I have hesitated making it public, but I knew people would find out eventually, and quite frankly, I don’t have anything to be ashamed of. I am pursuing what I want, in the way I want. I can’t wait to study social media and digital content strategy in a project-based, self-paced, supportive community wherever in the world I may choose. Knowing I will be taking the right steps for my personal (Youtube, blog, social media, etc.) and professional career is a breath of fresh air.
To put the stereotypes and judgement to rest that I have either already heard or thought about regarding this choice:
I don’t need to be “closer” to home.
I didn’t chicken out of regular college.
No, my parents didn’t discourage this choice or force me to go to traditional school originally - those choices were my own.
There isn’t a better option in an in-person setting.
I am not only focused on money.
I am not doing this in hopes of “making it big.”
I don’t plan on being antisocial.
No, I am not going to be sitting at home (I will probably be away more than I am now).
Going off of that, I am not just doing this make my long distance relationship more manageable.
This is a real degree from a college with a physical campus I could attend if I choose.
This degree option isn’t just a fad; it is the future.
“Regular” college wasn’t too hard for me.
I don’t want an easy way out.
My friends from college will not be getting rid of me (can’t wait for the air mattress ladies).
And yes…I did know my first college didn’t have my major when I chose it.

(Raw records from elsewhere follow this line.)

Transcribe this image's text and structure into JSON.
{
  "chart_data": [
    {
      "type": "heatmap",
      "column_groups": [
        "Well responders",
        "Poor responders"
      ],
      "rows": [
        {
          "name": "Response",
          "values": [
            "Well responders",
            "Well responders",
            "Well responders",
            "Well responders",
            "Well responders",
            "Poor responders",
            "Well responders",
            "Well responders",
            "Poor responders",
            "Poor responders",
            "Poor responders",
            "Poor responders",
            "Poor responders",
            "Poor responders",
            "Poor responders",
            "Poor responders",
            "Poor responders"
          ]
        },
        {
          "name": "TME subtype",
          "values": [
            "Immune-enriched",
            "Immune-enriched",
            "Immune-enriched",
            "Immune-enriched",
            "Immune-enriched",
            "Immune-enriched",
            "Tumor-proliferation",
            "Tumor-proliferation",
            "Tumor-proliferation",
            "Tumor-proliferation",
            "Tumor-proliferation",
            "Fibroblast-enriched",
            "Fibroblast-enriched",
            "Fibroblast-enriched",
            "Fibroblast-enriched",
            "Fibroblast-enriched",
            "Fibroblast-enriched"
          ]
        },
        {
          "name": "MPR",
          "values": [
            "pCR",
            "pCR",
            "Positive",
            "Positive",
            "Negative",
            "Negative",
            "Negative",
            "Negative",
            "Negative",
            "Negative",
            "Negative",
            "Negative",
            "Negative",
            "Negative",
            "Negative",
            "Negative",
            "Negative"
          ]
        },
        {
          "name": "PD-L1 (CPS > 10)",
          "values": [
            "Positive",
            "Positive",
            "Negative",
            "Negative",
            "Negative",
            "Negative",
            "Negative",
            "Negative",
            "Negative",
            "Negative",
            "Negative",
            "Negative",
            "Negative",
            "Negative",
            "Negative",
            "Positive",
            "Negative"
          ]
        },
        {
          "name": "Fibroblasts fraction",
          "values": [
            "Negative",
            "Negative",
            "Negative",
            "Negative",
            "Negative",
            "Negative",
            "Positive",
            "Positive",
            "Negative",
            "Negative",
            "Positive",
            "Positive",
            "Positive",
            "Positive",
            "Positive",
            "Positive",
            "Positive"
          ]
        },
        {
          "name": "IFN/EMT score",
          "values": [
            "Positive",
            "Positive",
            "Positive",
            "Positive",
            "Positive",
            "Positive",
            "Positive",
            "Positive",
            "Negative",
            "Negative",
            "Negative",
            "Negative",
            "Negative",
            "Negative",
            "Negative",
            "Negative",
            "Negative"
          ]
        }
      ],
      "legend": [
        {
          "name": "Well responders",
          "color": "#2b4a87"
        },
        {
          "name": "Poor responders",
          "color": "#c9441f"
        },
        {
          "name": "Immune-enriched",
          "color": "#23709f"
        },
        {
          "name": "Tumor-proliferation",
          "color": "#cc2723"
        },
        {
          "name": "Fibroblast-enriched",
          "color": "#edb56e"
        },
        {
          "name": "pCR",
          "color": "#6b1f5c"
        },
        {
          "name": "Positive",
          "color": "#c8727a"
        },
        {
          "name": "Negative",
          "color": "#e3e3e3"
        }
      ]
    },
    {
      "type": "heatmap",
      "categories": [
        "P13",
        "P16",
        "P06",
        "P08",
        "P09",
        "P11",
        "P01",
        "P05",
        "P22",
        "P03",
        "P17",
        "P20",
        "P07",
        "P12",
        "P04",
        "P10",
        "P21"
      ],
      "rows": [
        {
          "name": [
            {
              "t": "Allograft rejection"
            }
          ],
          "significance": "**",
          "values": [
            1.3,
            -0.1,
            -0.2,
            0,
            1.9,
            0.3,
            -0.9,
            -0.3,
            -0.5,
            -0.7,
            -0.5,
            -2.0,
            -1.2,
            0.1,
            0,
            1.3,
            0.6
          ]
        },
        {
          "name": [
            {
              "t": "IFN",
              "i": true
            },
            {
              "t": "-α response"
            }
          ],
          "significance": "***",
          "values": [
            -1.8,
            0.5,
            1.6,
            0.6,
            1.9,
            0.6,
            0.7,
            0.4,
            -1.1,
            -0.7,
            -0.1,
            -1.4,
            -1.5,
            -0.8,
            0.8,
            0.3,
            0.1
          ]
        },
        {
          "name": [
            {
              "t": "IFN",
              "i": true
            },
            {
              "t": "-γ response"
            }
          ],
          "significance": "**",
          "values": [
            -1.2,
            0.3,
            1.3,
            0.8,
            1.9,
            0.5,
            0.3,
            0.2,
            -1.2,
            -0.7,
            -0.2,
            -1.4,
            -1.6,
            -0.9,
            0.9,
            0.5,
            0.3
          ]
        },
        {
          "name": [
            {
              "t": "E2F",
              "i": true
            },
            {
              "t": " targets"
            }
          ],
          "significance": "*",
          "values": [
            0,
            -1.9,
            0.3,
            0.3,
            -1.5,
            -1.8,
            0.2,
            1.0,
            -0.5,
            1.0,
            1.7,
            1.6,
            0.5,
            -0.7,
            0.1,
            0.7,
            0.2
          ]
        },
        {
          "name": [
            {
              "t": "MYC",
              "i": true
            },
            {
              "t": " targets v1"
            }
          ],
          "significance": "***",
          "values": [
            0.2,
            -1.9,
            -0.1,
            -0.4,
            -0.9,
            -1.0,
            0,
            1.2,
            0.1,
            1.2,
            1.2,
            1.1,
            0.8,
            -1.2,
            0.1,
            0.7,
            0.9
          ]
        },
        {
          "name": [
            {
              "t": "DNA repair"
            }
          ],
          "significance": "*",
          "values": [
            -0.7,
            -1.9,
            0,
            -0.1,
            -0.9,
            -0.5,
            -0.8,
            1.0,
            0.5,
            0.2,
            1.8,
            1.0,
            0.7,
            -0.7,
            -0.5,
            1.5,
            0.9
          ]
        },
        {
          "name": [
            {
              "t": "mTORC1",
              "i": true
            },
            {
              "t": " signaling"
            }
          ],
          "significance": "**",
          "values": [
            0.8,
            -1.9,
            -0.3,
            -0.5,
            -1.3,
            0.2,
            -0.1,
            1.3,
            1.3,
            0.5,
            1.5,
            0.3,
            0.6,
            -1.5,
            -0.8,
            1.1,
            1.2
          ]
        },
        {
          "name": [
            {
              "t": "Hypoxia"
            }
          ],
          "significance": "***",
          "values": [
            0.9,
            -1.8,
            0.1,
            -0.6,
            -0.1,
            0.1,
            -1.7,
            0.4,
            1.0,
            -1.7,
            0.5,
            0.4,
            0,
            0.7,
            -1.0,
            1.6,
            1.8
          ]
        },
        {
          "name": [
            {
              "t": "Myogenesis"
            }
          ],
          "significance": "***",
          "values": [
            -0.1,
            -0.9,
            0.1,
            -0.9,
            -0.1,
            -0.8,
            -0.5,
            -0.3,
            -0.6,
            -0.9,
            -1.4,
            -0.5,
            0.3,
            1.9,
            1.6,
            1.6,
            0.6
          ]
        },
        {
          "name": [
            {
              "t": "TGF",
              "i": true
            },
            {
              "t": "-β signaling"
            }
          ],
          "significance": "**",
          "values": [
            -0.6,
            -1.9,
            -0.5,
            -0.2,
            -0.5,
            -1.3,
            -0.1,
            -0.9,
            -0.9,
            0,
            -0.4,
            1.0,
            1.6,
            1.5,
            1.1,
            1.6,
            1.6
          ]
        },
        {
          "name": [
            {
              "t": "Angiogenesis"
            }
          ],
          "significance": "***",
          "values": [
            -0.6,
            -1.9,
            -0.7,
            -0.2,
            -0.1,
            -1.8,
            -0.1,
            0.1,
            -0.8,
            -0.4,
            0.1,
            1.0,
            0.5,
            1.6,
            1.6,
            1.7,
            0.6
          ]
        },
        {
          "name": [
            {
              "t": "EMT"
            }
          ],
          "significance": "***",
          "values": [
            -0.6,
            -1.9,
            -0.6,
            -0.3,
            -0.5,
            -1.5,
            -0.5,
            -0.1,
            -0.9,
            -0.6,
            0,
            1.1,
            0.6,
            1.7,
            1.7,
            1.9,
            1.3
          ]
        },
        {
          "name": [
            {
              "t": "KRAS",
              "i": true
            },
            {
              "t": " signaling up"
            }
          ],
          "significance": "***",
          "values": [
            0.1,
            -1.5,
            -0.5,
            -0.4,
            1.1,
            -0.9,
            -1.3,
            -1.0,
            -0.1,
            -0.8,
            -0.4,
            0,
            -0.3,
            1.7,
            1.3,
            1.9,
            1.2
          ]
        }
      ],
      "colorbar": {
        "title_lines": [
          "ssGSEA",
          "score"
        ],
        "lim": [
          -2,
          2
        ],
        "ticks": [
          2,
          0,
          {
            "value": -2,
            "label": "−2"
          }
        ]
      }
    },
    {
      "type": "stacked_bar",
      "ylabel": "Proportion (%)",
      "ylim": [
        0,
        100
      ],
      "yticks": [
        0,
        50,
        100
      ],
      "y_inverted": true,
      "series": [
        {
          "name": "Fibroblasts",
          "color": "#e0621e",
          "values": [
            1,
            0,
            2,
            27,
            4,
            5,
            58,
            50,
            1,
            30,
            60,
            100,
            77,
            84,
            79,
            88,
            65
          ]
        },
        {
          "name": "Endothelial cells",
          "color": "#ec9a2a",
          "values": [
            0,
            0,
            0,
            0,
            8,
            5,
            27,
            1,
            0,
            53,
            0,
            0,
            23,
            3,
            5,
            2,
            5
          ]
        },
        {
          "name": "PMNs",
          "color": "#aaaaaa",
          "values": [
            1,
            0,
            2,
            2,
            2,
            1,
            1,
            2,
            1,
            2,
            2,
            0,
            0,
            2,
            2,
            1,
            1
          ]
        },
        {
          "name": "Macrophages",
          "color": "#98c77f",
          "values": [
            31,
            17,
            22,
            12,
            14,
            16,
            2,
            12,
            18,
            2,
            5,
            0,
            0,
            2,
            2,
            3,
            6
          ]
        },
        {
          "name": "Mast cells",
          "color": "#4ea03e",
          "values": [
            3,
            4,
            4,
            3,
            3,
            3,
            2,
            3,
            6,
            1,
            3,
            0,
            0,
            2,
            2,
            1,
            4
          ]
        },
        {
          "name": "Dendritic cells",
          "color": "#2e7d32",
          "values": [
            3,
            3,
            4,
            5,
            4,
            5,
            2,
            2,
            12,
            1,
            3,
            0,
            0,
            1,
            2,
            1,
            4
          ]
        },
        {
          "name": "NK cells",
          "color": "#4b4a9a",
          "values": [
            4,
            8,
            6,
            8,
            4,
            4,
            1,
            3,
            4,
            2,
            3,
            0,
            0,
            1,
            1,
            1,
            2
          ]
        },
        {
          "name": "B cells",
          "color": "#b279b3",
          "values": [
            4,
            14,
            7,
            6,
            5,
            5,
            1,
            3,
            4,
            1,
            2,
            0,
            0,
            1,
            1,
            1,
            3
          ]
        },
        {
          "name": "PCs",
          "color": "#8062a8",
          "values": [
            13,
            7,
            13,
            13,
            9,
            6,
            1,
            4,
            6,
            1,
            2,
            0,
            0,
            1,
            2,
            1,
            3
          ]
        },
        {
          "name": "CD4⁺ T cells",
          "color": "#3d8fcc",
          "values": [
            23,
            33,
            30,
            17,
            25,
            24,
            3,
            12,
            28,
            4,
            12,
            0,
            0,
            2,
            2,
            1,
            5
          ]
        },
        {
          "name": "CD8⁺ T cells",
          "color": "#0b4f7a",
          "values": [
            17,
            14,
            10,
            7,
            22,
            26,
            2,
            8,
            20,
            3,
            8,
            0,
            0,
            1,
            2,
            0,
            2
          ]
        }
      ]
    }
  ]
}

The point of this post is not to make a big deal out of my second college decision, because honestly it was kind of lame the first time. The point is to emphasize that it Is okay to switch directions to get to your destination in a way that is most beneficial to you. There is nothing wrong with changing schools, jobs, majors, living conditions, etc. Very few decisions we make are completely permanent, and I think we tend to lose sight of that. We see decisions as set in stone and are taken back when things happen that shows us something else might be better - at least this is what happened to me. I was so scared to admit I made the wrong decision for myself - that I chose the wrong direction. But as I have found along with so many others in college and life, switching directions is not that uncommon. In fact, there is that daunting statistic that the average American switches careers 7 times in their lifetime. Not JOBS…they switch whole CAREERS.
So, even though transferring colleges is very common, transferring to a different type is not as common. This is why I have felt the need to justify my decision, when in reality, my own direction is my choice, whether people support it or not. I am really looking forward to learning at a pace I set for myself, from wherever I want. I can’t wait to study something I am passionate about while still having time to work on my personal platforms (and learning how to do it IN SCHOOL)! Even though it is an untraditional approach, what better way to learn about the digital world than actually working in it to get my education? I may absolutely hate it, but I’m only this age once. If there’s a time to do something extraordinary, it is now, and I believe I was meant to do something different. You know what they say - you never know if you never try.